Presidente do Irã determina a retomada do acesso à internet após 87 dias de restrições
O presidente do Irã, Masoud Pezeshkian, determinou a retomada do acesso à internet após 87 dias de restrições. Simultaneamente, Donald Trump afirmou que as negociações entre Estados Unidos e Teerã avançam e propôs a expansão dos Acordos de Abraão
O presidente do Irã, Masoud Pezeshkian, determinou nesta segunda-feira (25) a retomada do acesso à internet no país, retornando aos níveis anteriores ao início do conflito. A medida, recomendada pela Sede da Organização Especial do Ciberespaço e subordinada à vice-presidência, encerra um período de 87 dias de restrições severas. Desde o fim de fevereiro, quando ataques dos Estados Unidos e Israel ao Irã deflagraram a guerra, o Conselho Supremo de Segurança Nacional havia bloqueado a rede sob a justificativa de segurança, deixando a maior parte da população sem conexão e limitando o acesso apenas a quem utilizava VPNs de alto custo. A agência estatal Fars News confirmou a decisão, embora ainda não tenha sido estabelecido um prazo para a normalização total do serviço.
Paralelamente, o presidente dos Estados Unidos, Donald Trump, afirmou nesta segunda-feira que as negociações para um acordo entre Washington e Teerã apresentam progressos. O posicionamento ocorre após oscilações no discurso do líder norte-americano, que no sábado previa um consenso até domingo, mas mudou a orientação para que seus negociadores não tivessem pressa. Enquanto Trump sinaliza avanço, o governo iraniano nega a proximidade de um acordo. Internamente, o presidente dos EUA enfrenta críticas de aliados que alegam concessões excessivas ao Irã.
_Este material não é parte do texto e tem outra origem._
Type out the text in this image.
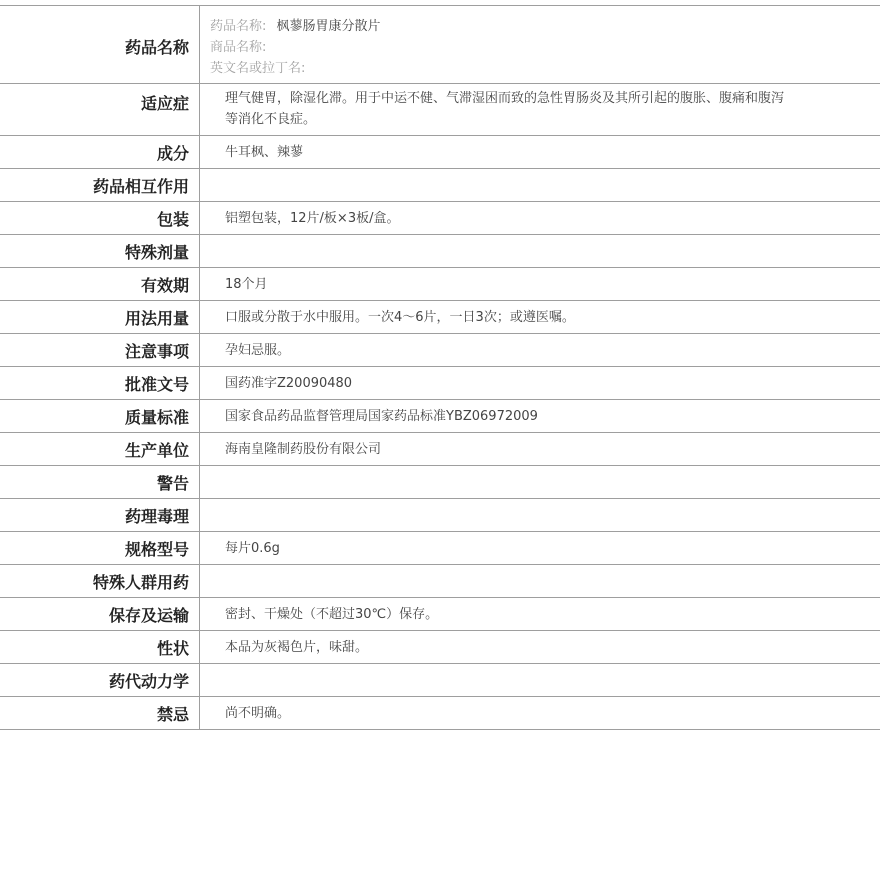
药品名称
药品名称: 枫蓼肠胃康分散片
商品名称:
英文名或拉丁名:
适应症	理气健胃，除湿化滞。用于中运不健、气滞湿困而致的急性胃肠炎及其所引起的腹胀、腹痛和腹泻等消化不良症。
成分	牛耳枫、辣蓼
药品相互作用
包装	铝塑包装，12片/板×3板/盒。
特殊剂量
有效期	18个月
用法用量	口服或分散于水中服用。一次4～6片，一日3次；或遵医嘱。
注意事项	孕妇忌服。
批准文号	国药准字Z20090480
质量标准	国家食品药品监督管理局国家药品标准YBZ06972009
生产单位	海南皇隆制药股份有限公司
警告
药理毒理
规格型号	每片0.6g
特殊人群用药
保存及运输	密封、干燥处（不超过30℃）保存。
性状	本品为灰褐色片，味甜。
药代动力学
禁忌	尚不明确。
Trump também vinculou a possibilidade de um pacto de paz com o Irã à expansão dos Acordos de Abraão, tratados de normalização diplomática entre países árabes e Israel. O presidente dos Estados Unidos informou ter solicitado a líderes do Catar, Turquia, Paquistão, Egito, Jordânia, Arábia Saudita, Bahrein e Emirados Árabes Unidos que aderissem ao bloco. Os acordos, iniciados em 2020 e assinados por Marrocos, Cazaquinstão, Sudão, Bahrein, Emirados Árabes Unidos e Israel, tiveram suas expansões interrompidas devido à guerra na Faixa de Gaza.
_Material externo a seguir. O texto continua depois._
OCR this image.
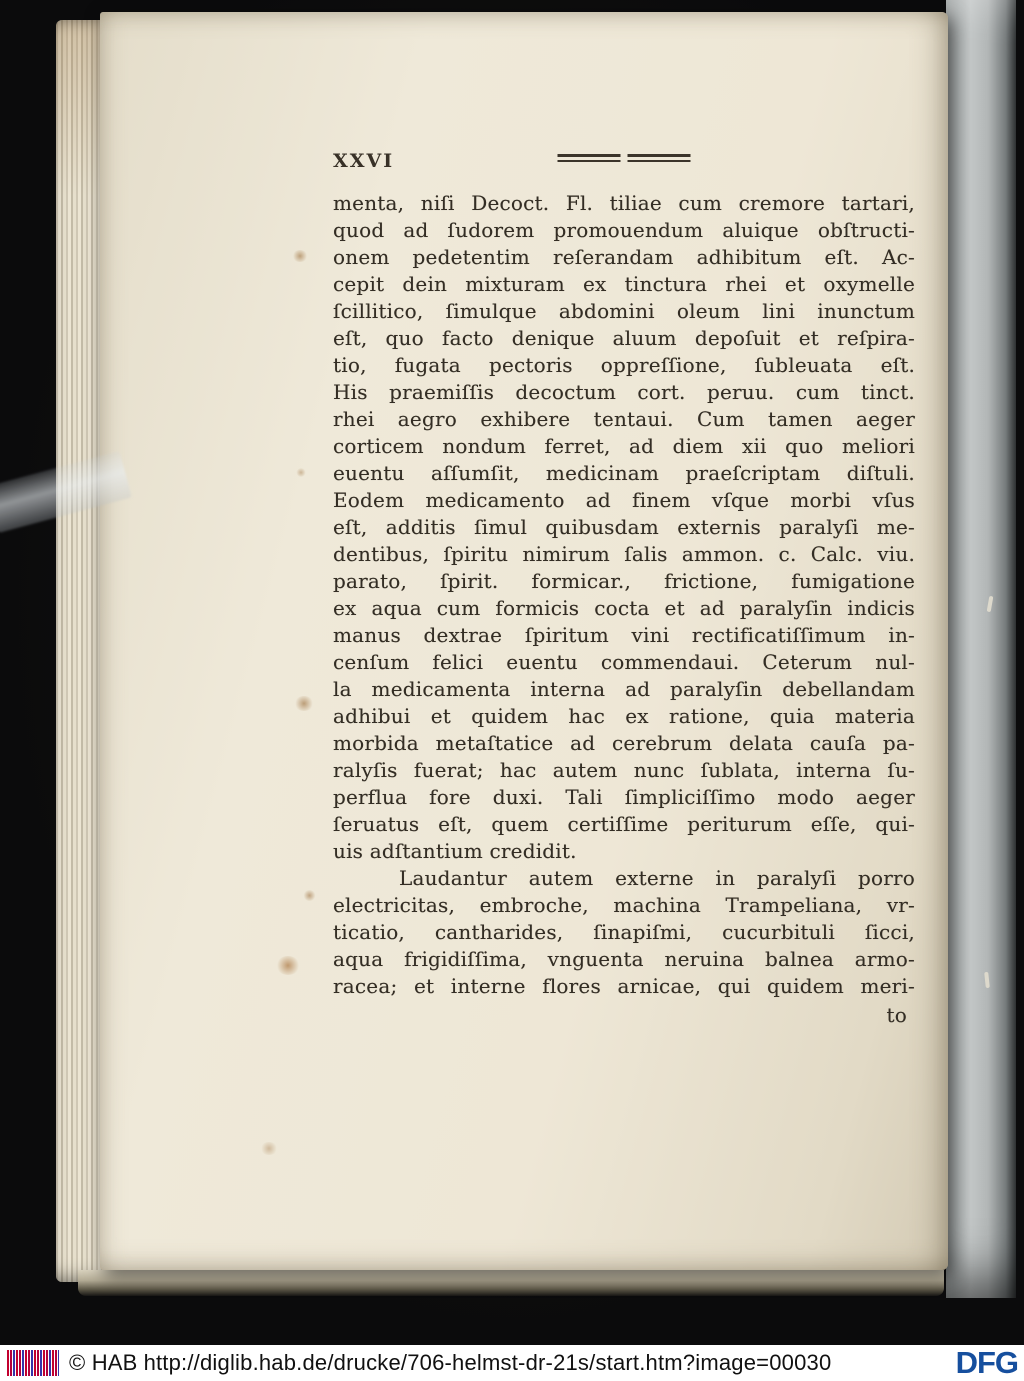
XXVI
menta, niſi Decoct. Fl. tiliae cum cremore tartari,
quod ad ſudorem promouendum aluique obſtructi-
onem pedetentim reſerandam adhibitum eſt. Ac-
cepit dein mixturam ex tinctura rhei et oxymelle
ſcillitico, ſimulque abdomini oleum lini inunctum
eſt, quo facto denique aluum depoſuit et reſpira-
tio, fugata pectoris oppreſſione, ſubleuata eſt.
His praemiſſis decoctum cort. peruu. cum tinct.
rhei aegro exhibere tentaui. Cum tamen aeger
corticem nondum ferret, ad diem xii quo meliori
euentu aſſumſit, medicinam praeſcriptam diſtuli.
Eodem medicamento ad finem vſque morbi vſus
eſt, additis ſimul quibusdam externis paralyſi me-
dentibus, ſpiritu nimirum ſalis ammon. c. Calc. viu.
parato, ſpirit. formicar., frictione, fumigatione
ex aqua cum formicis cocta et ad paralyſin indicis
manus dextrae ſpiritum vini rectificatiſſimum in-
cenſum felici euentu commendaui. Ceterum nul-
la medicamenta interna ad paralyſin debellandam
adhibui et quidem hac ex ratione, quia materia
morbida metaſtatice ad cerebrum delata cauſa pa-
ralyſis fuerat; hac autem nunc ſublata, interna ſu-
perflua fore duxi. Tali ſimpliciſſimo modo aeger
ſeruatus eſt, quem certiſſime periturum eſſe, qui-
uis adſtantium credidit.
Laudantur autem externe in paralyſi porro
electricitas, embroche, machina Trampeliana, vr-
ticatio, cantharides, ſinapiſmi, cucurbituli ſicci,
aqua frigidiſſima, vnguenta neruina balnea armo-
racea; et interne flores arnicae, qui quidem meri-
to
© HAB http://diglib.hab.de/drucke/706-helmst-dr-21s/start.htm?image=00030	DFG
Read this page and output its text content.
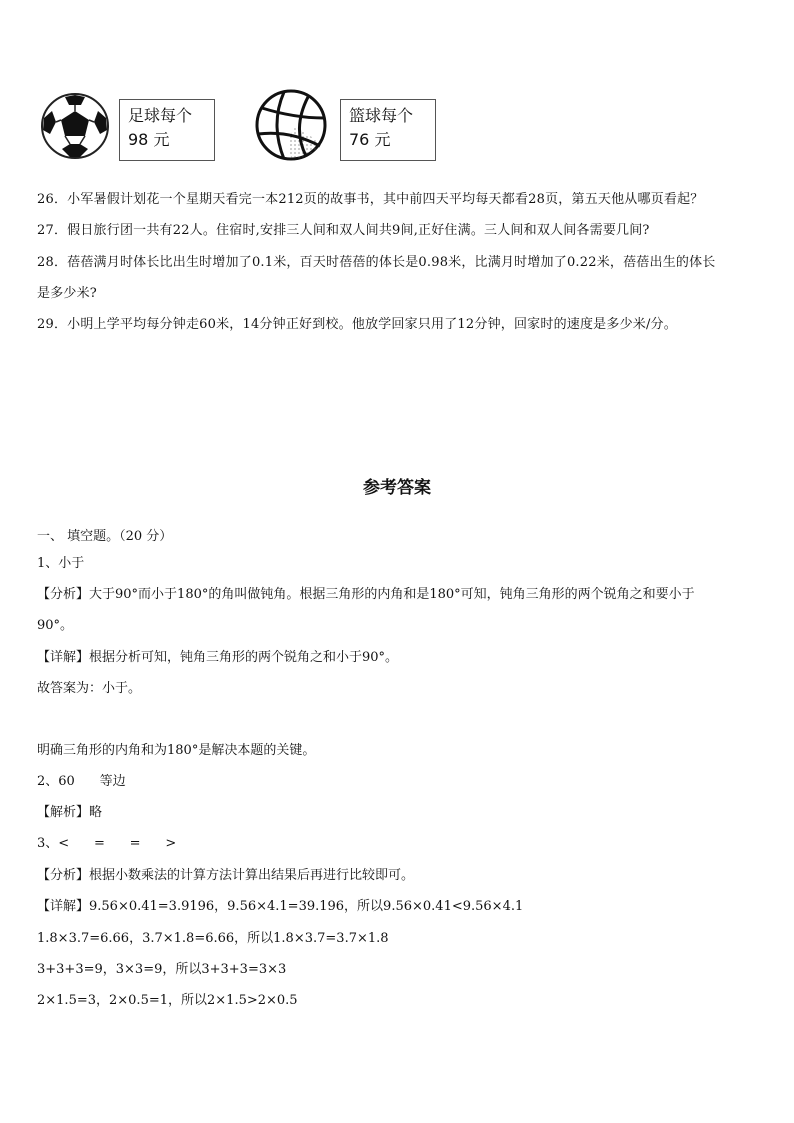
足球每个
98 元
篮球每个
76 元
26．小军暑假计划花一个星期天看完一本212页的故事书，其中前四天平均每天都看28页，第五天他从哪页看起？
27．假日旅行团一共有22人。住宿时,安排三人间和双人间共9间,正好住满。三人间和双人间各需要几间?
28．蓓蓓满月时体长比出生时增加了0.1米，百天时蓓蓓的体长是0.98米，比满月时增加了0.22米，蓓蓓出生的体长
是多少米?
29．小明上学平均每分钟走60米，14分钟正好到校。他放学回家只用了12分钟，回家时的速度是多少米/分。
参考答案
一、 填空题。（20 分）
1、小于
【分析】大于90°而小于180°的角叫做钝角。根据三角形的内角和是180°可知，钝角三角形的两个锐角之和要小于
90°。
【详解】根据分析可知，钝角三角形的两个锐角之和小于90°。
故答案为：小于。
明确三角形的内角和为180°是解决本题的关键。
2、60      等边
【解析】略
3、<      =      =      >
【分析】根据小数乘法的计算方法计算出结果后再进行比较即可。
【详解】9.56×0.41=3.9196，9.56×4.1=39.196，所以9.56×0.41<9.56×4.1
1.8×3.7=6.66，3.7×1.8=6.66，所以1.8×3.7=3.7×1.8
3+3+3=9，3×3=9，所以3+3+3=3×3
2×1.5=3，2×0.5=1，所以2×1.5>2×0.5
Sobre as conversas realizadas no sábado com esses líderes, Trump não detalhou se houve aceitação imediata, mas admitiu que eventuais recusas pontuais seriam aceitáveis. Ele defendeu a eficácia dos tratados, argumentando que os membros atuais não cogitam a saída do grupo devido aos benefícios financeiros, econômicos e sociais gerados, mesmo durante o período de guerra.